The illustration is from Charles Dickens’ novel where Durdles cautions Mr. Sapsea against boasting.
And here is my promo video of shameless self promotion, created by the ever so fab Erika Shannon.
When I grew up, we would laugh at what we called “Polish reichtag” – whomever screams the loudest wins. Racist and stereotypical, I don’t even know how much it ever applied to the Polish. What I do know is I feel we are about to exit the era of “shameless self promotion”. There really was a time, starting in the nineties and ending about now, when you had to be so loud, so brash and brazen, so shamelessly self promoting, that it WAS the way to get business. Today, not so much. Thank God.
Mr Chen Yu-Hsi, a professor of religious studies says that although humility is important to (in his case) Buddhism, ultimately spiritual attainments are associated with such personal qualities as the “middle way,” a balanced personality that is neither arrogant nor “humble” in the sense of self-abasement. Thus a semantic question may be raised as to exactly what we mean by humility. Does it necessarily imply an under-evaluation of one’s own worth and merits that led the Tibetan lama to reject humility as a virtue for practitioners? From a true Buddhist perspective, the answer is “No.” And we may add the following criteria to define genuine humility:
- Behave without arrogance, self-conceit and other egoist tendencies such as jealousy and an impulse to show off.
- Respect others and show a genuine human interest in them without a desire to please or to impress.
- Come up with an objective and honest understanding of our own strengths and weaknesses, with a realization that we are far from perfect and have a lot more to learn, to improve and to accomplish.
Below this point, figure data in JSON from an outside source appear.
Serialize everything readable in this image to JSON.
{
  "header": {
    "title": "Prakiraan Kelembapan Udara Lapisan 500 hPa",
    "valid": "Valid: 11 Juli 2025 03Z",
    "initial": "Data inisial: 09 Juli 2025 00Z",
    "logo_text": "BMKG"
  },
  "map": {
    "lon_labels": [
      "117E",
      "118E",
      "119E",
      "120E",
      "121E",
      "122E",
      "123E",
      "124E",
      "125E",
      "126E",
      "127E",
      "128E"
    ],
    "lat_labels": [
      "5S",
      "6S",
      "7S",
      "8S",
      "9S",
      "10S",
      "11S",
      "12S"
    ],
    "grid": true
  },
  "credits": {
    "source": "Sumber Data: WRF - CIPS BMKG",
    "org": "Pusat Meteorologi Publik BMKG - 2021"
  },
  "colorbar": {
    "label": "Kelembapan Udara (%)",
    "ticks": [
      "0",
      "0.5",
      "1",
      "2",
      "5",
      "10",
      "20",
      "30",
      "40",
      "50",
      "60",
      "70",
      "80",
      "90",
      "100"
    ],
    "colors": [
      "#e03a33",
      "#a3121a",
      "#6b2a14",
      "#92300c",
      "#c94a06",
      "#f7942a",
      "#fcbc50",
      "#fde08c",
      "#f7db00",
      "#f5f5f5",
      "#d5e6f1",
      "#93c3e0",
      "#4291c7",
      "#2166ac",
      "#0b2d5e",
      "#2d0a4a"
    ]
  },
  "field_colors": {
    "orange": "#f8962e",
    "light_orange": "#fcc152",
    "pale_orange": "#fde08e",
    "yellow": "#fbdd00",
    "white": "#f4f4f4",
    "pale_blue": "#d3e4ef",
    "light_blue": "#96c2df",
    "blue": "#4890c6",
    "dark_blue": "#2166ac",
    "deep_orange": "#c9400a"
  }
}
- While we do not recognize self-depreciation or self-effacement as part of humility, we must recognize that our biological self is fraught with frailties and ignorance and that a true self characterized by such divine qualities as love, compassion, joy and wisdom is innate in everyone of us.
With the above understanding, it is safe for Buddhists to speak of humility as a norm of personal conduct and a mark of supreme attainments that is consistent with the Buddhist “middle way.”
I think the Buddhists way is a pretty decent way to look at humility whether you are a Buddhist or not. I think the biggest thing about it is to be genuine in your interactions. If you are, I think you can be free to talk about your accomplishments or be proud of what you do. I am. Humbly speaking.